Daily Watch – Nigeria to assess Morocco’s ECOWAS cred, Floods to fuel 2017 rice haul

25th July 2017

  • OPEC moved on Monday to cap Nigerian oil output and called on several members to boost compliance with production cuts to help clear excessive global stocks and support flagging prices. OPEC has agreed with several non-OPEC producers led by Russia to cut oil output by a combined 1.8 million bpd from January 2017 until the end of March 2018. OPEC states Libya and Nigeria were exempted from the limits to help their oil industries recover from years of unrest. A ministerial committee of OPEC and non-OPEC states that monitors the global oil pact said it had agreed Nigeria would join the deal by capping or even cutting its output from 1.8 million bpd, once it stabilises at that level from 1.7 million bpd recently. The monitoring committee, known as JMMC and which met in the Russian city of St Petersburg, did not give the timeframe for when this would happen, saying it would track Nigerian production patterns in the next weeks.

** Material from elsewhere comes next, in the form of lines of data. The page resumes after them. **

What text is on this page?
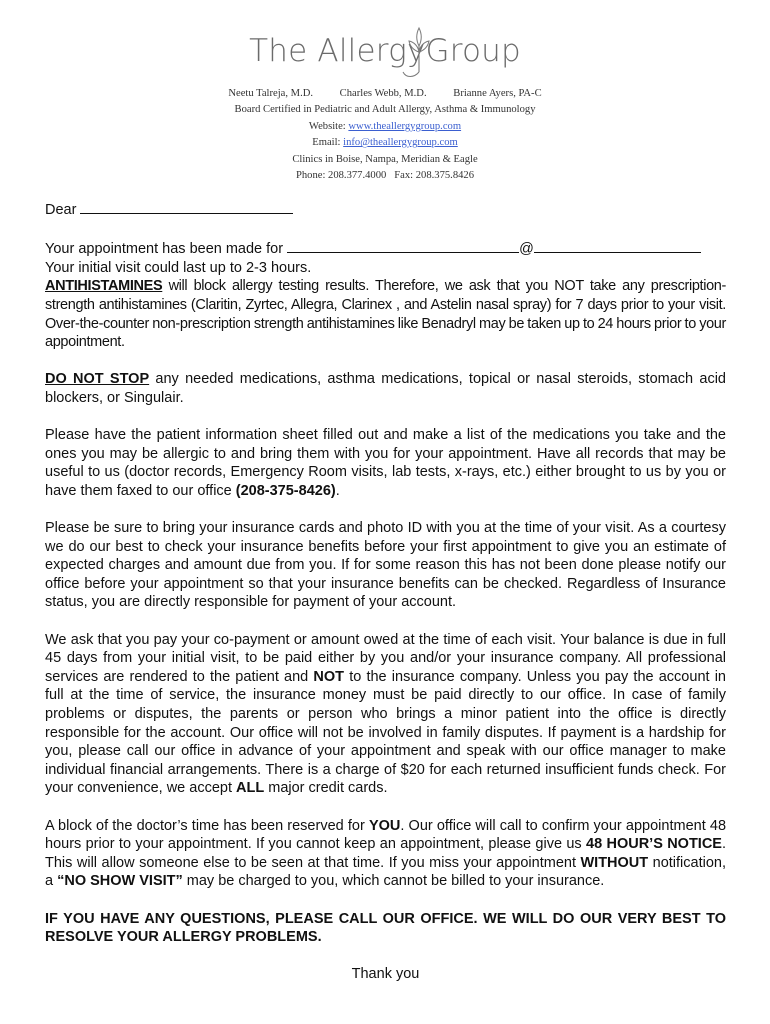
The AllergyGroup
Neetu Talreja, M.D.	Charles Webb, M.D.	Brianne Ayers, PA-C
Board Certified in Pediatric and Adult Allergy, Asthma & Immunology
Website: www.theallergygroup.com
Email: info@theallergygroup.com
Clinics in Boise, Nampa, Meridian & Eagle
Phone: 208.377.4000 Fax: 208.375.8426

Dear

Your appointment has been made for	@

Your initial visit could last up to 2-3 hours.

ANTIHISTAMINES will block allergy testing results. Therefore, we ask that you NOT take any prescription-strength antihistamines (Claritin, Zyrtec, Allegra, Clarinex , and Astelin nasal spray) for 7 days prior to your visit. Over-the-counter non-prescription strength antihistamines like Benadryl may be taken up to 24 hours prior to your appointment.

DO NOT STOP any needed medications, asthma medications, topical or nasal steroids, stomach acid blockers, or Singulair.

Please have the patient information sheet filled out and make a list of the medications you take and the ones you may be allergic to and bring them with you for your appointment. Have all records that may be useful to us (doctor records, Emergency Room visits, lab tests, x-rays, etc.) either brought to us by you or have them faxed to our office (208-375-8426).

Please be sure to bring your insurance cards and photo ID with you at the time of your visit. As a courtesy we do our best to check your insurance benefits before your first appointment to give you an estimate of expected charges and amount due from you. If for some reason this has not been done please notify our office before your appointment so that your insurance benefits can be checked. Regardless of Insurance status, you are directly responsible for payment of your account.

We ask that you pay your co-payment or amount owed at the time of each visit. Your balance is due in full 45 days from your initial visit, to be paid either by you and/or your insurance company. All professional services are rendered to the patient and NOT to the insurance company. Unless you pay the account in full at the time of service, the insurance money must be paid directly to our office. In case of family problems or disputes, the parents or person who brings a minor patient into the office is directly responsible for the account. Our office will not be involved in family disputes. If payment is a hardship for you, please call our office in advance of your appointment and speak with our office manager to make individual financial arrangements. There is a charge of $20 for each returned insufficient funds check. For your convenience, we accept ALL major credit cards.

A block of the doctor’s time has been reserved for YOU. Our office will call to confirm your appointment 48 hours prior to your appointment. If you cannot keep an appointment, please give us 48 HOUR’S NOTICE. This will allow someone else to be seen at that time. If you miss your appointment WITHOUT notification, a “NO SHOW VISIT” may be charged to you, which cannot be billed to your insurance.

IF YOU HAVE ANY QUESTIONS, PLEASE CALL OUR OFFICE. WE WILL DO OUR VERY BEST TO RESOLVE YOUR ALLERGY PROBLEMS.

Thank you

  • ECOWAS is studying the implications of admitting Morocco following its request last month to join the organisation, Nigeria’s Foreign Affairs Minister Geoffrey Onyeama, has told Bloomberg. Morocco’s request was accepted “in principle” by leaders of the group known as Ecowas at a June 4 summit in the Liberian capital, Monrovia. “The principle, of course, is one of non-hostility to Morocco,” Onyeama said in an interview in Abuja, on July 20. “There’s no enmity there that would mean an immediate and automatic negative response to such a request. What has to be looked at a bit more is all the technical ramifications.” Nigeria didn’t send a high-level delegation to the Ecowas summit after it emerged that Morocco would present its request to join the 15-member bloc. “We would’ve preferred to have had the opportunity to discuss internally and this was not given by the Ecowas secretariat,” Onyeama said. Several Nigerian lobby groups, including an organisation of retired ambassadors, are putting pressure on the Nigerian government to reject the application because of the decades-old dispute over Western Sahara and Morocco’s geographical distance. Nigeria recognises the Western Sahara as an independent nation, while Morocco claims it as part of its territory.
  • Stocks climbed to a more than two-year highs on Monday, lifted by gains in Dangote Cement as investors piled into the shares in anticipation of its half-year earnings. Dangote Cement, which accounts for a third of total market capitalisation, rose 2.44 percent to lift the main share index 1.86 percent to a level last seen in May 2015. Traders said investors were expecting strong a half-year performance from listed firms as results start pouring in this month. Sub-Saharan Africa’s second biggest stock market had put in a lacklustre performance after a sharp fall in crude prices from mid-2014 led foreign investors to flee its financial markets. Analysts say average daily turnover stood at over $16 million from April compared with $6 million daily from January. Other gainers included conglomerate Transcorp, up 8.05 percent, Julius Berger, up 4.96 percent, and Access Bank up 4.46 percent.
  • At least 32 of Nigeria’s 36 states, including those that span the southern cocoa belt, are likely to experience flooding during the current wet season due to irregular rainfall patterns, the Nigerian Meteorological Agency, NiMet, said in its weather outlook for this year. “When you have serious cases of flooding, the tree crops will be forced to accommodate more water than they can absorb,” Sani Mashi, the director general of NiMet said Thursday in an interview in the capital, Abuja. “Unlike a cereal crop like rice that can be submerged, cocoa will be seriously hampered.” Wet conditions such as those created by flooding engender fungal diseases, such as black pod, that reduce both cocoa output and quality. Nigeria ranks seventh among the world’s cocoa producers, with 2015-16 output estimated at 190,000 metric tonnes by the International Cocoa Organization. Nigeria is looking to expand investments in agriculture to cut food imports that cost it $3.2 billion in 2015, according to the NBS. It imported 2.1 million metric tonnes of rice and produced 2.7 million tonnes in 2016, according to the U.S. Department of Agriculture. With additional fields cultivated in recent years and improved yields, Nigeria expects to meet all its domestic requirements for rice by the end of this year, according to Agriculture Minister Audu Ogbeh.
  • Nigerian pasta maker Dufil Prima Food plans to raise ₦40 billion ($131 million) from the local debt market to broaden its funding base. The privately held company, set up over two decades ago, has grown to become the largest pasta maker in West Africa, it said. It competes with listed rival such as Dangote Flourmill, Flour Mills of Nigeria and Honeywell Flour Mills. Dufil also makes cooking oil. Several Nigerian companies have said they want to tap debt markets this year but local inflation, still above 16 percent, has kept bond yields high, leaving many firms undecided on the timing of an issue. Dufil Chief Operating Officer Madhukar Khetan said in a statement that the issue has been approved by SEC but that the timing of the sale was subject to market conditions.